A brief history
Where I’ve been using R for the past couple of years and spent the first months struggling with it, I wanted to give a presentation that I would have wanted to see at the beginning. Not one about random bagging and a bunch of other stats but what are the best ways to do the fundamentals:
- connecting to my database
- performing data manipulations, summaries and updates
- charting my data
- producing reports
A few packages cover these awesomely and are much better than base R so whilst I was tackling a massive stats project, the things which took the time and stress were things I could have avoided with ease!
So my intro to R, takes people through the things I wish I’d been taken through thus making those first few months of R pleasant, happy times!
Here is the chronology of my presentation to date
- 25/01/2014 – Initial prototype – Cardiff User Group
- 22/03/2014 – 1st commit – SQLSaturday Exeter
- 03/07/2014 – UAT – SQLMidlands user group
- 19/07/2014 – Deployed to live – SQLBits
- 25/08/2014 – Minor update – PASS BI VC
- 13/10/2014 – Stress testing – SQLRelay
- 20/01/2015 – Rewrite – London Business Analytics Group
Change log (date ascending order)
- My first major iteration was done in the R presentation format that Rstudio at the time – it was a markdownesque variant that produced a LaTeX slide deck. I included a number of not too great charts and primarily focused on why you should use it instead of some BI tools and outlining a lot off the features. 40 slides. Lots of people willing to give the R puns a go.
- My SQLMidlands iteration had a modular basis and used rmarkdown. It was a significantly trimmed presentation compared to the first version. By trying to cover less, I was able to spend more time doing the job of explaining how the code worked. Also 40 slides but had lots of white slides to give me an opportunity to pause and reflect with people.
- I trimmed still further for the SQLBits iteration post SQLMidlands, shoehorned in some crummy examples of joins at the last-minute, and made the charts much nicer. 33 slides. By far the most responsive audience to date!
- I didn’t really change much between Bits and my latest iteration – partly, it was good enough and I was busy, and partly because I wanted to practice my speaking on a known deck.

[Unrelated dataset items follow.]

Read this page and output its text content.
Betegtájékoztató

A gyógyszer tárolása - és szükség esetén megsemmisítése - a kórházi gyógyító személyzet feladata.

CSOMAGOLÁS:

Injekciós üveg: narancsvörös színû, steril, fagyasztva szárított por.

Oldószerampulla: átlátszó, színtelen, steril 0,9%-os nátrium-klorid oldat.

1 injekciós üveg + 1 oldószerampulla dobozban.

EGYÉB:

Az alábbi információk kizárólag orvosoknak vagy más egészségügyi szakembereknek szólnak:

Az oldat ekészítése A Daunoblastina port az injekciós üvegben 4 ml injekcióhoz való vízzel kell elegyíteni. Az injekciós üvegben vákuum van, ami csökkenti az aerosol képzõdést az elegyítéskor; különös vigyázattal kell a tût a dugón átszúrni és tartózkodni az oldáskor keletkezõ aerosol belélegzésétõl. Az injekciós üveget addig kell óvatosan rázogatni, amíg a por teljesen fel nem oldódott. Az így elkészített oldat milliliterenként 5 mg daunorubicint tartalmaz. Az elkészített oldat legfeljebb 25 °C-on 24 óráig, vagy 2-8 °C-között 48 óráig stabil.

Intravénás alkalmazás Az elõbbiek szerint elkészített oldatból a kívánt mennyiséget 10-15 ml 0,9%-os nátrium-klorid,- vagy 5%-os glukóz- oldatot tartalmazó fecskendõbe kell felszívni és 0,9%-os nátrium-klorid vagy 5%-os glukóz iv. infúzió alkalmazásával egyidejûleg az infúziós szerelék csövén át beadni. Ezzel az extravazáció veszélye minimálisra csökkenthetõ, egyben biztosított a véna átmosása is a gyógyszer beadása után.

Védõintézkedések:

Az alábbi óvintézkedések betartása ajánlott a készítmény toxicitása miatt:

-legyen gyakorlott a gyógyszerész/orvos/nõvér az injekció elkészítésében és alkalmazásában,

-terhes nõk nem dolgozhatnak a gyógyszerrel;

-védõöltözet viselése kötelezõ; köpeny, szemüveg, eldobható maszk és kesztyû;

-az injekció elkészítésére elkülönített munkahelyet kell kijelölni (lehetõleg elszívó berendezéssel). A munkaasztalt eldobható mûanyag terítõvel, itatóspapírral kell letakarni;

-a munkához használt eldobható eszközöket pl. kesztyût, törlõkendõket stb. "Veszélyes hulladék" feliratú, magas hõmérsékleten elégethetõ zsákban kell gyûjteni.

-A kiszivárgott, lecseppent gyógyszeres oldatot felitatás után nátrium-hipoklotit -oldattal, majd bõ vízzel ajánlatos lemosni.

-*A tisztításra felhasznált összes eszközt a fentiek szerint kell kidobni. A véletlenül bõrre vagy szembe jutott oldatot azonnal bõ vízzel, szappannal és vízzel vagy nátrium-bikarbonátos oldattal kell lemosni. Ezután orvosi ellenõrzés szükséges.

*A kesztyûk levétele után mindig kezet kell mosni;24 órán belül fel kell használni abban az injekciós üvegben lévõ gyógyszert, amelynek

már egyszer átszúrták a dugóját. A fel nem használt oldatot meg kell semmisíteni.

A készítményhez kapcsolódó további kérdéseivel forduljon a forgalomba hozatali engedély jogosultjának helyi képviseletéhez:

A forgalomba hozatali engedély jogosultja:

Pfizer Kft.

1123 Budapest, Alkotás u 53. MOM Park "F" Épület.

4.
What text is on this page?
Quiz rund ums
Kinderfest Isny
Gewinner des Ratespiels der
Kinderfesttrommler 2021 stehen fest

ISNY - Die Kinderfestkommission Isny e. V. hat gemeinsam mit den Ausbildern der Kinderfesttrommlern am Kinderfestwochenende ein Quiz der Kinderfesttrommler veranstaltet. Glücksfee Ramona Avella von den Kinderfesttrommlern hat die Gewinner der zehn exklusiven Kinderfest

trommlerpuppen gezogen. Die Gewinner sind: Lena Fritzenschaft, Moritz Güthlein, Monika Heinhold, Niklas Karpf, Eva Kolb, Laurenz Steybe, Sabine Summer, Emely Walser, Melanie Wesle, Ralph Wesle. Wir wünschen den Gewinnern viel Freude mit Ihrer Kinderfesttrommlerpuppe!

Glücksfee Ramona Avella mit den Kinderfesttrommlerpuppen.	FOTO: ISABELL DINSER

- My latest iteration had a significant overhaul. I rebuilt entirely from scratch, focusing on the “Scenario” and took people through things as a workflow. I cut out more extraneous stuff and focused on making the content bigger (part of the weaknesses identified during Relay) by splitting the code and the tables & charts. I also went for more reproducability and tried to push people to the Github repository to emphasise the play along nature of the task. 32 slides.
I’m already starting to think of ways I can improve it further, and if you saw my session at the London Business Analytics group, why not let me know what you think I could improve?